Дэвид, отец Джонатана, пригласил меня к себе на рождественскую вечеринку, но я отговорилась под каким-то предлогом. Большинство приглашенных — родители пропавших детей. Не вынесу неизбежных слез и рассказов о минувших радостях. Вместо этого провожу день с Нелл. К ней то и дело заходят друзья ее покойного сына и желают счастливого Рождества. Она угощает их глинтвейном и сладким печеньем, а ей вручают маленькие подарки, аккуратно завернутые в пеструю бумагу. В десять часов вечера уходит последний гость.
— Не хочу идти домой, — говорю я. — Не смогу провести эту ночь в одиночестве.
— И не надо, — отвечает Нелл. — Оставайся у меня. Ты не представляешь себе, какая это удобная кушетка.
Соседка приносит одеяло и подушку; мы сидим допоздна и играем в карты. Я веду счет на листке блокнота, безуспешно пытаясь сосредоточиться на игре. Потом в ручке заканчиваются чернила; Нелл достает карандаш из глиняного кувшина, что стоит на кухонном столе. Карандаш широкий и плоский, рассеянно грызу его, и меня вдруг посещает давнее воспоминание.
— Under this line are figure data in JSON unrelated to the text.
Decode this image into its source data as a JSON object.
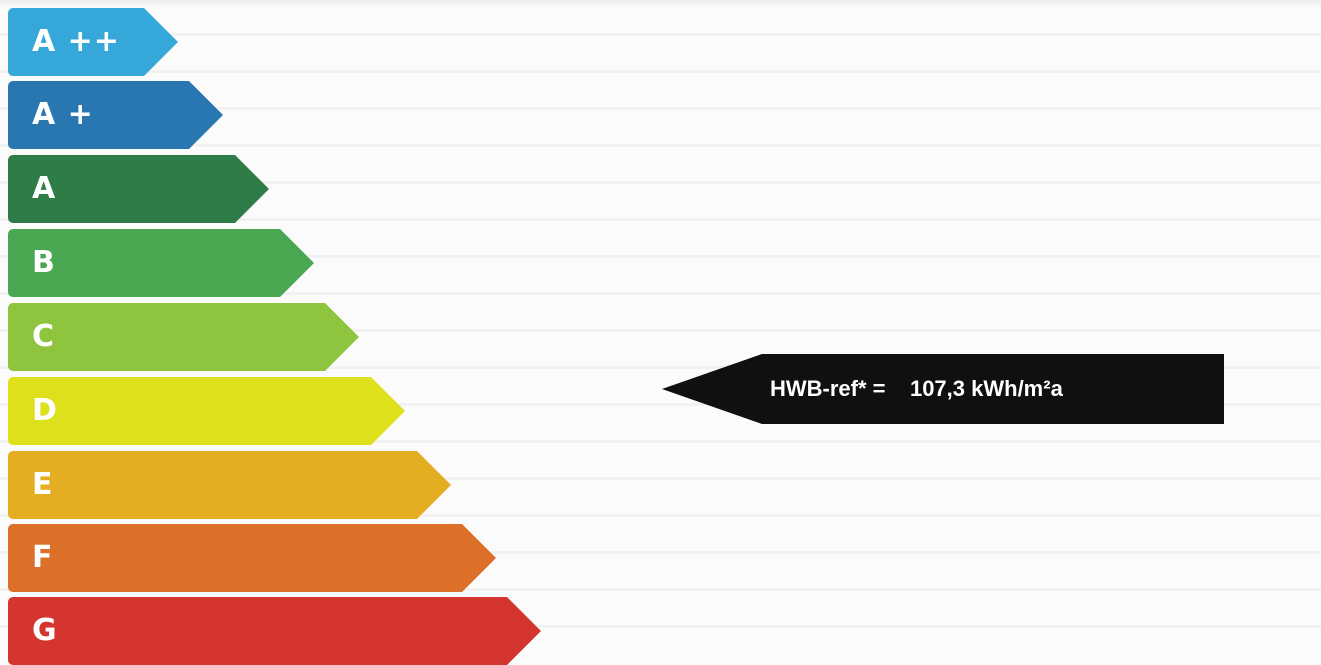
{
  "classes": [
    {
      "label": "A ++",
      "color": "#35a7d8"
    },
    {
      "label": "A +",
      "color": "#2877b1"
    },
    {
      "label": "A",
      "color": "#2e7d49"
    },
    {
      "label": "B",
      "color": "#48a750"
    },
    {
      "label": "C",
      "color": "#8fc43e"
    },
    {
      "label": "D",
      "color": "#dfe01c"
    },
    {
      "label": "E",
      "color": "#e5ad21"
    },
    {
      "label": "F",
      "color": "#dc7029"
    },
    {
      "label": "G",
      "color": "#d4352f"
    }
  ],
  "indicator": {
    "text": "HWB-ref* =    107,3 kWh/m²a",
    "color": "#101010",
    "class": "D"
  }
}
— Откуда у вас этот карандаш?
— Кажется, случайно стянула его в магазине.
— Забавно, но вкус и запах напомнили детство. Когда я была маленькой, отец работал строительным подрядчиком и иногда брал меня с собой на стройку. Он пользовался такими же огромными карандашами, как этот, и позволял мне рисовать ими на фанере.
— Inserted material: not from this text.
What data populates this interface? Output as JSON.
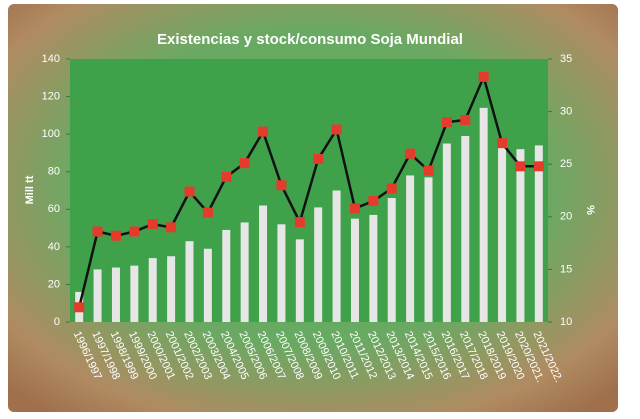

— Феномен имеет свое название, — говорит Нелл. — Именуется «феномен Пруста», поскольку впервые его описал Пруст в романе «По направлению к Свану». Ученые считают обонятельные воспоминания одними из самых сильных, ведь обаяние — единственное из пяти наших чувств тесно связано с лимбической системой, то есть с частью мозга, отвечающей за эмоции. Когда умер Стивен, я начала крахмалить себе рубашки, хотя раньше никогда этого не делала, — просто потому, что запах крахмала напоминал о нем. Надевала рубашку, закрывала глаза и представляла, будто Стивен рядом со мной.
Соседка улыбается и берет карту.
— Глупо, да?
— Нет. На прошлой неделе я отправилась покупать подарки для Эммы. Купила даже лак для ногтей, которым она так любила пользоваться. Приехала домой, покрасила ногти в жуткий розовый цвет, нарядилась, выпила три бокала вина, а потом просто начала думать о ней. И знаете, что приятнее всего? В итоге приснилась Эмма. Она снилась мне десятки раз с тех пор, как исчезла, и всегда это были кошмары — я ее искала и не могла найти или же пыталась спасти от чудовища. Но этот сон оказался другим. Мы стояли у аквариума в парке — у того, который недавно закрылся, — смотрели на морских звезд и радовались. Просто лучший сон в моей жизни — все казалось, будто она и в самом деле рядом. А потом я проснулась.
— Это самое обидное, — говорит Нелл. — Всегда приходится просыпаться.